POLITICS & GOVERNMENT

Justice Department drops charges in Menendez retrial

BY Michael Aron, Chief Political Correspondent |

Case dismissed. That bombshell in the federal case against New Jersey’s senior U.S. Senator Bob Menendez. The U.S. Department of Justice has abruptly dropped its plan to retry him on bribery and corruption charges.

It was just 12 days ago that the U.S. Department of Justice announced it would retry Menendez. But then last week, federal judge William Walls dismissed seven of the original 18 counts against the senator and his co-defendant.

That “took the heart out of the government’s case,” according to defense attorney Joseph Hayden.

So now, the government is dropping the case entirely. The DOJ issued a one-sentence statement that said, “Given the impact of [Judge Walls’] Jan. 24 order on the charges and the evidence admissible in a retrial, the United States has determined that it will not retry the defendants on the remaining charges.”

This means Menendez can run for re-election this year without the albatross of a second criminal trial hanging around his neck.

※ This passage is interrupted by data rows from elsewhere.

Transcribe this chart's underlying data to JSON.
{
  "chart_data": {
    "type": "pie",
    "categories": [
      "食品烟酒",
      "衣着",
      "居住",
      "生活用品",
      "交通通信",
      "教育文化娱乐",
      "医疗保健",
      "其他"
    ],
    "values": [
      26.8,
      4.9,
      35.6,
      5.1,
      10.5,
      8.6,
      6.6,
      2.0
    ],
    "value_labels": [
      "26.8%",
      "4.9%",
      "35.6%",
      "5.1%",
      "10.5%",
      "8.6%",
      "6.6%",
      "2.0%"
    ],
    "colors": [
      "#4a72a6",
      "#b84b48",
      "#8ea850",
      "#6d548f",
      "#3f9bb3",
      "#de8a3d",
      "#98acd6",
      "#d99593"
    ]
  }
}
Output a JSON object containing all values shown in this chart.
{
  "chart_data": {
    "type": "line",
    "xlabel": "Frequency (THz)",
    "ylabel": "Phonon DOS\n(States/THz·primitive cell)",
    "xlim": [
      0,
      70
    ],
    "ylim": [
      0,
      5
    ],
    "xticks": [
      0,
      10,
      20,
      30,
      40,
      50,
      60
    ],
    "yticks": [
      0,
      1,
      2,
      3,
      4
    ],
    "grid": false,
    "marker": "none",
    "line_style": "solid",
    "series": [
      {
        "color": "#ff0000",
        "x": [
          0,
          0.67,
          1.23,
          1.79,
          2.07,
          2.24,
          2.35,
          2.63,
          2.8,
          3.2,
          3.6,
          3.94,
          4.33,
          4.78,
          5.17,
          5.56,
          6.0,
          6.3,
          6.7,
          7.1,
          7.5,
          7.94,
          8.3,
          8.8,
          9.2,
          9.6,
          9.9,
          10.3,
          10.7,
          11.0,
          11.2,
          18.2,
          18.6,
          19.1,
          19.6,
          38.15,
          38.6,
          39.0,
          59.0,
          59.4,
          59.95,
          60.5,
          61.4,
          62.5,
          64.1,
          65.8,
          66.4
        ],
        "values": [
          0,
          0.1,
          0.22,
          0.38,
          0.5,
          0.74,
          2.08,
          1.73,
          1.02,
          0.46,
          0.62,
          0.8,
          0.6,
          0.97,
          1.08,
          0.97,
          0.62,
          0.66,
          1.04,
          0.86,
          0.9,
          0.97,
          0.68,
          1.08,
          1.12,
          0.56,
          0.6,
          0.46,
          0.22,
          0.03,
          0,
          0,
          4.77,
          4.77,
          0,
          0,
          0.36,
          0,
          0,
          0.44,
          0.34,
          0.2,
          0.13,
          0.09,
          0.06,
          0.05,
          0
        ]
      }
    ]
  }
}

The senator was out of state Wednesday, but his office issued a statement that said, “From the very beginning, I never wavered in my innocence and my belief that justice would prevail. I am grateful that the Department of Justice has taken the time to reevaluate its case and come to the appropriate conclusion.”

Menendez’s first trial resulted in a hung jury. Ten of the 12 jurors reportedly favored acquittal. The case was about trading campaign contributions for officials favors, which the government called bribery. After 11 weeks, it ended in November in a mistrial.

Raymond M. Brown, one of Menendez’s defense lawyers said, “Nothing but praise for the Department of Justice, which … made a wise, fair, and just decision. Now Bob Menendez can return to what he does best — serving the people of New Jersey.”

So, no retrial for Menendez. Politicians thinking of running against him, in the primary or the general election, are recalibrating.